4. Unemployment Insurance (H.J. Res 51) – The Senate approved a motion offered by Senator Don Nickles (R-OK) to table (kill) the Ted Kennedy (D-MA) amendment that would have extended the temporary federal unemployment insurance program until December 31 and provided an additional 26 weeks of benefits for those whose benefits had already lapsed. On May 23, 2003 Motion was agreed to 50-49. A vote against the motion to table is a right “R” vote.
5. Unemployment Insurance (S. 925) – The Senate failed to pass a motion offered by Senator Patty Murray (D-WA) to waive the Budget Act with respect to the Nickles (R-OK) point of order against the Murray amendment which would have extended unemployment benefits by seven weeks for those who had already received 26 weeks of benefits and by 13 weeks for those who had already received 13 weeks of benefits.
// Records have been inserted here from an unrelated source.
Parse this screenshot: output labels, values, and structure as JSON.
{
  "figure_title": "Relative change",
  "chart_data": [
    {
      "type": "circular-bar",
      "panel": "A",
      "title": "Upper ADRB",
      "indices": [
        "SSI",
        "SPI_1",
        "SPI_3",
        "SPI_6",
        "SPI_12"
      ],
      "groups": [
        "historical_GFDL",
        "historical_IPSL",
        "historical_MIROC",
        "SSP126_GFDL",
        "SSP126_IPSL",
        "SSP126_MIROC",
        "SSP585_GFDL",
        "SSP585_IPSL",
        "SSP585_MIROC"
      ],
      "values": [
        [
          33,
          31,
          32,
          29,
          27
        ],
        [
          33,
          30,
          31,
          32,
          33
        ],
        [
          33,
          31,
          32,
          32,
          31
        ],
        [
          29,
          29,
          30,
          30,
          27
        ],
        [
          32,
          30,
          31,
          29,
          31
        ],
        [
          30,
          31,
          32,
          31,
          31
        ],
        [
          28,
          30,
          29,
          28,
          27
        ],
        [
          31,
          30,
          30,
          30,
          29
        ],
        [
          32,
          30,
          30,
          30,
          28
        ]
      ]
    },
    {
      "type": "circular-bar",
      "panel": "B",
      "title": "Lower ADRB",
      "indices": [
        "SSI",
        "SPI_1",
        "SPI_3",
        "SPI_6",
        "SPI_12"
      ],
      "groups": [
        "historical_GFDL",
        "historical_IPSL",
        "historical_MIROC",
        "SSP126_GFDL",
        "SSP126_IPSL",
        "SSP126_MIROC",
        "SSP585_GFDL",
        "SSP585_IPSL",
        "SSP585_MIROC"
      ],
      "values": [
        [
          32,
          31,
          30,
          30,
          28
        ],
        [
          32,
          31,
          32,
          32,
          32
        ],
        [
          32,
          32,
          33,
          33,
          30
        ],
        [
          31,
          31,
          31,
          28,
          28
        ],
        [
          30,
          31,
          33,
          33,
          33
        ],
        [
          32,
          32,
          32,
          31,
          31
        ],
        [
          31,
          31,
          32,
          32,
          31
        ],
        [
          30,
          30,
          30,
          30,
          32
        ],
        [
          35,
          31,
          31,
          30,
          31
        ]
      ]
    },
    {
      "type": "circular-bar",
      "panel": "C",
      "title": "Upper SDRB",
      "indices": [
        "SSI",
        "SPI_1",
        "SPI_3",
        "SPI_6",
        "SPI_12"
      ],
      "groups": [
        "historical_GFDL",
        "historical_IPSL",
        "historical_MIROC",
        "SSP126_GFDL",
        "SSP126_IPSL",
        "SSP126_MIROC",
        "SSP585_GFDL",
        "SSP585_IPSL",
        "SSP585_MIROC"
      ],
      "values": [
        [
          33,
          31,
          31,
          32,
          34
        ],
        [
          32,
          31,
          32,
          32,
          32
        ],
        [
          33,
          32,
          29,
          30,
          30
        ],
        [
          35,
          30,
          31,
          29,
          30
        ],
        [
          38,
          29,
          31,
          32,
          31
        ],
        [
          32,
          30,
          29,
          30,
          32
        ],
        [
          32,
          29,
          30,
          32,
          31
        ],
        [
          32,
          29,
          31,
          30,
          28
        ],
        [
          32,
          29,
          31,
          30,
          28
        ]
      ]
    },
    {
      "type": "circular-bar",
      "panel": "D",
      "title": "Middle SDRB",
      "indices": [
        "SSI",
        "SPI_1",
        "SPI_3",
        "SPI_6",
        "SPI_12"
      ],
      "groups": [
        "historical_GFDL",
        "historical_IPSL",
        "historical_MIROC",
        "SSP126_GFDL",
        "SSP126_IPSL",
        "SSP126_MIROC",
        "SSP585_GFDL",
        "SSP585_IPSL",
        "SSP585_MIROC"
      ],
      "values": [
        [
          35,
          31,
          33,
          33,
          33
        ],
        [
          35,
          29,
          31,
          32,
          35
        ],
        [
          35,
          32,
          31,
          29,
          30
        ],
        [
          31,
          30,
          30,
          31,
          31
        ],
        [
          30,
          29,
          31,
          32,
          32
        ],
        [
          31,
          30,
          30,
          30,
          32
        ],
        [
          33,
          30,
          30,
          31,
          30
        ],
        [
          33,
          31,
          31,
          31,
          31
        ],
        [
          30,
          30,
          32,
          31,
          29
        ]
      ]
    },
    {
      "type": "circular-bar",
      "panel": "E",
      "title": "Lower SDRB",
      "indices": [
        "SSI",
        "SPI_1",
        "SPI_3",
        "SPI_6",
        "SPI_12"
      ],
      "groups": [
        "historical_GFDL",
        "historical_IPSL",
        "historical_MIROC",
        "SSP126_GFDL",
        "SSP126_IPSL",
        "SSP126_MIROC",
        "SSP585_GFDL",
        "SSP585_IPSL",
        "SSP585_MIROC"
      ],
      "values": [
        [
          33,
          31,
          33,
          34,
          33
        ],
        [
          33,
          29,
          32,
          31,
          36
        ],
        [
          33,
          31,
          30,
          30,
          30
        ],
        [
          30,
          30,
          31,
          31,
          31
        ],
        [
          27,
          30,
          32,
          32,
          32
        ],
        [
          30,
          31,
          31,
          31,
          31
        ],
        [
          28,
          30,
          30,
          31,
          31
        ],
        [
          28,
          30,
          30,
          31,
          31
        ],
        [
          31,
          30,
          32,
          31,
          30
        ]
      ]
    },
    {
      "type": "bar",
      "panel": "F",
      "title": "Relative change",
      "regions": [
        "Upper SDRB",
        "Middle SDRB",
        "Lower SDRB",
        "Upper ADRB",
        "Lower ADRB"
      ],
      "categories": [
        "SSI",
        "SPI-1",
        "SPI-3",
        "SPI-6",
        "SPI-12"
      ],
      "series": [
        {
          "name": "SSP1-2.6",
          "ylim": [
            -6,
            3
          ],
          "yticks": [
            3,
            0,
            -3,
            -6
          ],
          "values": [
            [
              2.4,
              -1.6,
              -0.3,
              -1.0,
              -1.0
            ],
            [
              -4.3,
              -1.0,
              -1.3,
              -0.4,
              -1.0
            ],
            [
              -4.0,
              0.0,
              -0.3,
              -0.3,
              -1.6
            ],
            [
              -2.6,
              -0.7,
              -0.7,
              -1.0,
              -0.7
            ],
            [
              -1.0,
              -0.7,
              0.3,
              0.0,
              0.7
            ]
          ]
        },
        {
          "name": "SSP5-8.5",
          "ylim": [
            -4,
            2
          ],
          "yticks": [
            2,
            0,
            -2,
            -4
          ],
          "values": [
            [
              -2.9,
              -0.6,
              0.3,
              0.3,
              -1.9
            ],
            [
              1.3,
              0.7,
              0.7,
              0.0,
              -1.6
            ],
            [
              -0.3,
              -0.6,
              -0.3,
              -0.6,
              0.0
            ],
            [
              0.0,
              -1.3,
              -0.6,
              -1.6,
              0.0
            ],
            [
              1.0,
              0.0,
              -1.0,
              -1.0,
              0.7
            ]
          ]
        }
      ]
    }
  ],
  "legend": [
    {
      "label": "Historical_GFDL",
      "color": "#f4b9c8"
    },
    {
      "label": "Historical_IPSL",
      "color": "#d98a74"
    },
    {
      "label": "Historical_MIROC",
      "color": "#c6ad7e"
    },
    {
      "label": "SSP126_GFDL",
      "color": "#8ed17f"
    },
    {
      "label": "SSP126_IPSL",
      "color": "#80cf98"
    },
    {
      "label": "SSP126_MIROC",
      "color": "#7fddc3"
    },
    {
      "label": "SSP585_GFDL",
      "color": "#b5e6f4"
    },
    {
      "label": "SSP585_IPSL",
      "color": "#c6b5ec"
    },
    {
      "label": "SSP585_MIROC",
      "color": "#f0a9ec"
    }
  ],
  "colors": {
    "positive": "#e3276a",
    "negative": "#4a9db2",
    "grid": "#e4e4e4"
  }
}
Benefits under the Railroad Unemployment Insurance Act would have been extended for eligible employees with less than 10 years of service. A three-fifths majority vote (60) of the total Senate was required to waive the Budget Act. On July 10, 2003 the Senate failed to pass the motion on a vote of 48-48. A vote to waive the Budget Act with respect to the Nickles amendment is a right “R” vote. (Subsequently, the chair upheld the point of order and the amendment failed.)
6. Overtime Pay Regulations (H.R. 2660) – The Senate adopted an amendment offered by Senator Tom Harkin (D-IA) that prohibited funds in the bill from being used to promulgate or implement any regulation that would take away eligibility for overtime for any worker. This vote was to protect the Fair Labor Standards Act which created the 40-hour workweek and overtime pay. On September 10, 2003 the Harkin amendment was adopted 54-45. A vote in support of the Harkin amendment is a right “R” vote.
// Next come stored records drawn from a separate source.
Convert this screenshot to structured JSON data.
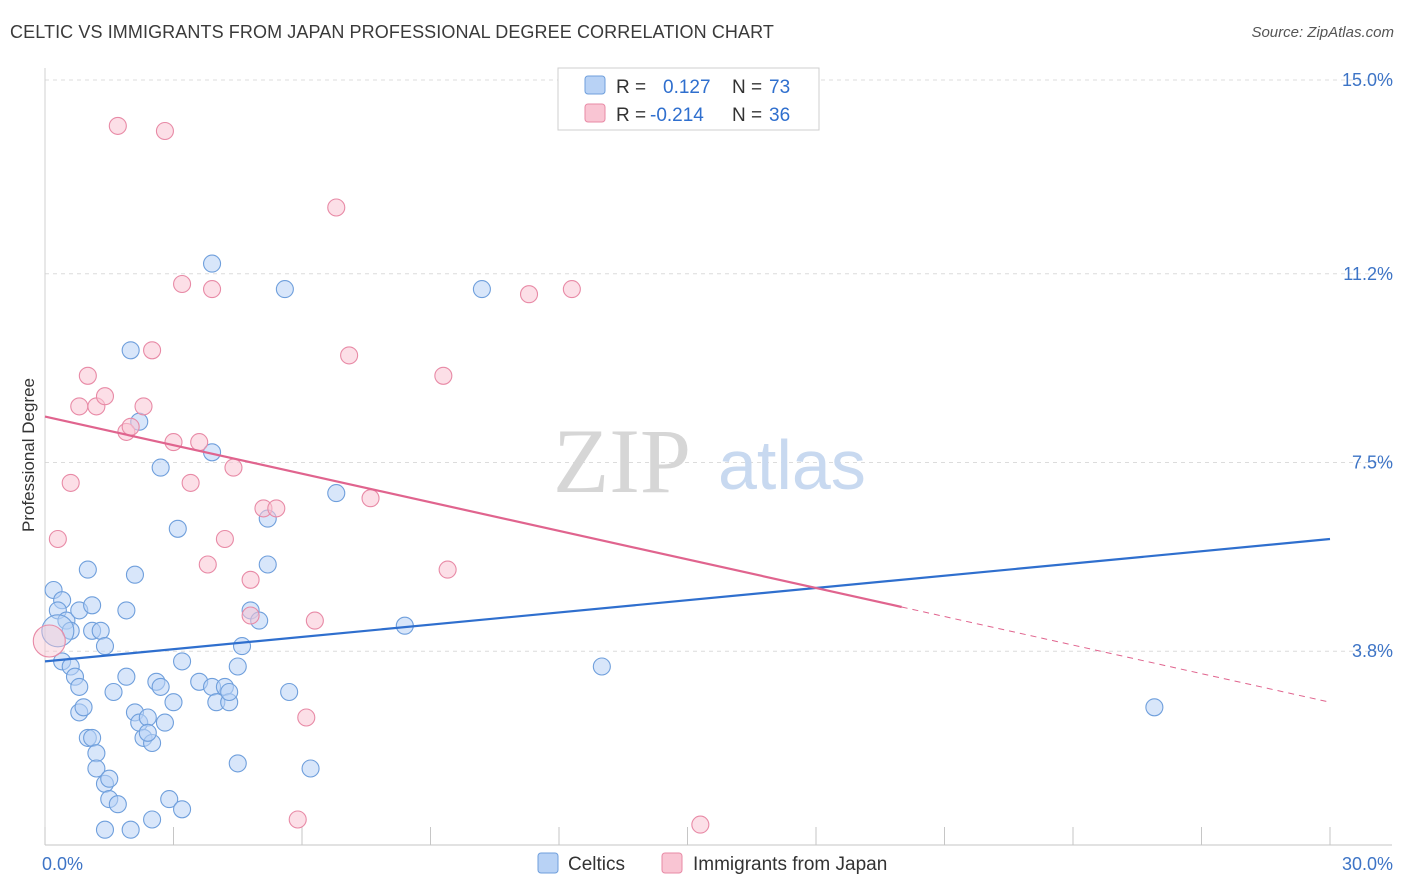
{
  "header": {
    "title": "CELTIC VS IMMIGRANTS FROM JAPAN PROFESSIONAL DEGREE CORRELATION CHART",
    "source": "Source: ZipAtlas.com"
  },
  "watermark": {
    "zip": "ZIP",
    "atlas": "atlas"
  },
  "colors": {
    "celtics_fill": "#b8d2f5",
    "celtics_stroke": "#6f9fdc",
    "celtics_line": "#2f6fce",
    "japan_fill": "#f9c5d3",
    "japan_stroke": "#e88aa6",
    "japan_line": "#e0648e",
    "axis_text": "#3d74c6"
  },
  "legend": {
    "rows": [
      {
        "r_label": "R =",
        "r_value": "0.127",
        "n_label": "N =",
        "n_value": "73"
      },
      {
        "r_label": "R =",
        "r_value": "-0.214",
        "n_label": "N =",
        "n_value": "36"
      }
    ]
  },
  "chart_data": {
    "type": "scatter",
    "title": "CELTIC VS IMMIGRANTS FROM JAPAN PROFESSIONAL DEGREE CORRELATION CHART",
    "xlabel": "",
    "ylabel": "Professional Degree",
    "xlim": [
      0,
      30
    ],
    "ylim": [
      0,
      15
    ],
    "x_tick_labels": [
      "0.0%",
      "30.0%"
    ],
    "y_ticks": [
      3.8,
      7.5,
      11.2,
      15.0
    ],
    "y_tick_labels": [
      "3.8%",
      "7.5%",
      "11.2%",
      "15.0%"
    ],
    "grid": true,
    "legend_position": "top-center",
    "series": [
      {
        "name": "Celtics",
        "trend": {
          "x": [
            0,
            30
          ],
          "y": [
            3.6,
            6.0
          ],
          "dashed_from": null
        },
        "points": [
          [
            0.2,
            5.0
          ],
          [
            0.4,
            4.8
          ],
          [
            0.3,
            4.6
          ],
          [
            0.5,
            4.4
          ],
          [
            0.6,
            4.2
          ],
          [
            0.8,
            4.6
          ],
          [
            1.0,
            5.4
          ],
          [
            1.1,
            4.2
          ],
          [
            1.1,
            4.7
          ],
          [
            1.3,
            4.2
          ],
          [
            1.4,
            3.9
          ],
          [
            0.4,
            3.6
          ],
          [
            0.6,
            3.5
          ],
          [
            0.7,
            3.3
          ],
          [
            0.8,
            3.1
          ],
          [
            0.8,
            2.6
          ],
          [
            0.9,
            2.7
          ],
          [
            1.0,
            2.1
          ],
          [
            1.1,
            2.1
          ],
          [
            1.2,
            1.8
          ],
          [
            1.2,
            1.5
          ],
          [
            1.4,
            1.2
          ],
          [
            1.5,
            1.3
          ],
          [
            1.5,
            0.9
          ],
          [
            1.7,
            0.8
          ],
          [
            1.4,
            0.3
          ],
          [
            2.0,
            0.3
          ],
          [
            2.5,
            0.5
          ],
          [
            2.9,
            0.9
          ],
          [
            3.2,
            0.7
          ],
          [
            1.6,
            3.0
          ],
          [
            1.9,
            3.3
          ],
          [
            2.1,
            2.6
          ],
          [
            2.2,
            2.4
          ],
          [
            2.3,
            2.1
          ],
          [
            2.4,
            2.5
          ],
          [
            2.5,
            2.0
          ],
          [
            2.6,
            3.2
          ],
          [
            2.7,
            3.1
          ],
          [
            2.8,
            2.4
          ],
          [
            3.0,
            2.8
          ],
          [
            3.2,
            3.6
          ],
          [
            3.6,
            3.2
          ],
          [
            3.9,
            3.1
          ],
          [
            4.0,
            2.8
          ],
          [
            4.2,
            3.1
          ],
          [
            4.3,
            2.8
          ],
          [
            4.5,
            1.6
          ],
          [
            4.5,
            3.5
          ],
          [
            4.6,
            3.9
          ],
          [
            4.8,
            4.6
          ],
          [
            5.0,
            4.4
          ],
          [
            5.2,
            6.4
          ],
          [
            5.2,
            5.5
          ],
          [
            5.6,
            10.9
          ],
          [
            5.7,
            3.0
          ],
          [
            6.2,
            1.5
          ],
          [
            6.8,
            6.9
          ],
          [
            2.7,
            7.4
          ],
          [
            2.1,
            5.3
          ],
          [
            1.9,
            4.6
          ],
          [
            2.0,
            9.7
          ],
          [
            2.2,
            8.3
          ],
          [
            3.1,
            6.2
          ],
          [
            3.9,
            11.4
          ],
          [
            3.9,
            7.7
          ],
          [
            8.4,
            4.3
          ],
          [
            10.2,
            10.9
          ],
          [
            13.0,
            3.5
          ],
          [
            25.9,
            2.7
          ],
          [
            2.4,
            2.2
          ],
          [
            4.3,
            3.0
          ],
          [
            0.3,
            4.2
          ]
        ]
      },
      {
        "name": "Immigrants from Japan",
        "trend": {
          "x": [
            0,
            30
          ],
          "y": [
            8.4,
            2.8
          ],
          "dashed_from": 20.0
        },
        "points": [
          [
            0.3,
            6.0
          ],
          [
            0.6,
            7.1
          ],
          [
            0.8,
            8.6
          ],
          [
            1.0,
            9.2
          ],
          [
            1.2,
            8.6
          ],
          [
            1.4,
            8.8
          ],
          [
            1.7,
            14.1
          ],
          [
            1.9,
            8.1
          ],
          [
            2.0,
            8.2
          ],
          [
            2.3,
            8.6
          ],
          [
            2.5,
            9.7
          ],
          [
            2.8,
            14.0
          ],
          [
            3.0,
            7.9
          ],
          [
            3.2,
            11.0
          ],
          [
            3.4,
            7.1
          ],
          [
            3.6,
            7.9
          ],
          [
            3.8,
            5.5
          ],
          [
            3.9,
            10.9
          ],
          [
            4.2,
            6.0
          ],
          [
            4.4,
            7.4
          ],
          [
            4.8,
            4.5
          ],
          [
            4.8,
            5.2
          ],
          [
            5.1,
            6.6
          ],
          [
            5.4,
            6.6
          ],
          [
            5.9,
            0.5
          ],
          [
            6.1,
            2.5
          ],
          [
            6.3,
            4.4
          ],
          [
            6.8,
            12.5
          ],
          [
            7.1,
            9.6
          ],
          [
            7.6,
            6.8
          ],
          [
            9.3,
            9.2
          ],
          [
            9.4,
            5.4
          ],
          [
            11.3,
            10.8
          ],
          [
            12.3,
            10.9
          ],
          [
            15.3,
            0.4
          ],
          [
            0.1,
            4.0
          ]
        ]
      }
    ]
  },
  "bottom_legend": {
    "items": [
      {
        "label": "Celtics"
      },
      {
        "label": "Immigrants from Japan"
      }
    ]
  }
}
7. Privatization (H.R. 2691) – The Senate defeated an amendment offered by Senator Harry Reid (D-NV) that would have prohibited the use of funds in the bill for competitive sourcing reviews (privatization reviews). The Senate failed to pass an amendment that would prohibit the use of funds to privatize federal jobs. This bill is particularly of danger to Amtrak employees as it could be used to privatize Amtrak, another method to ultimately eliminate the national passenger system. On September 23, 2003 the Reid amendment was rejected 44-51. A vote for the amendment is a right “R” vote.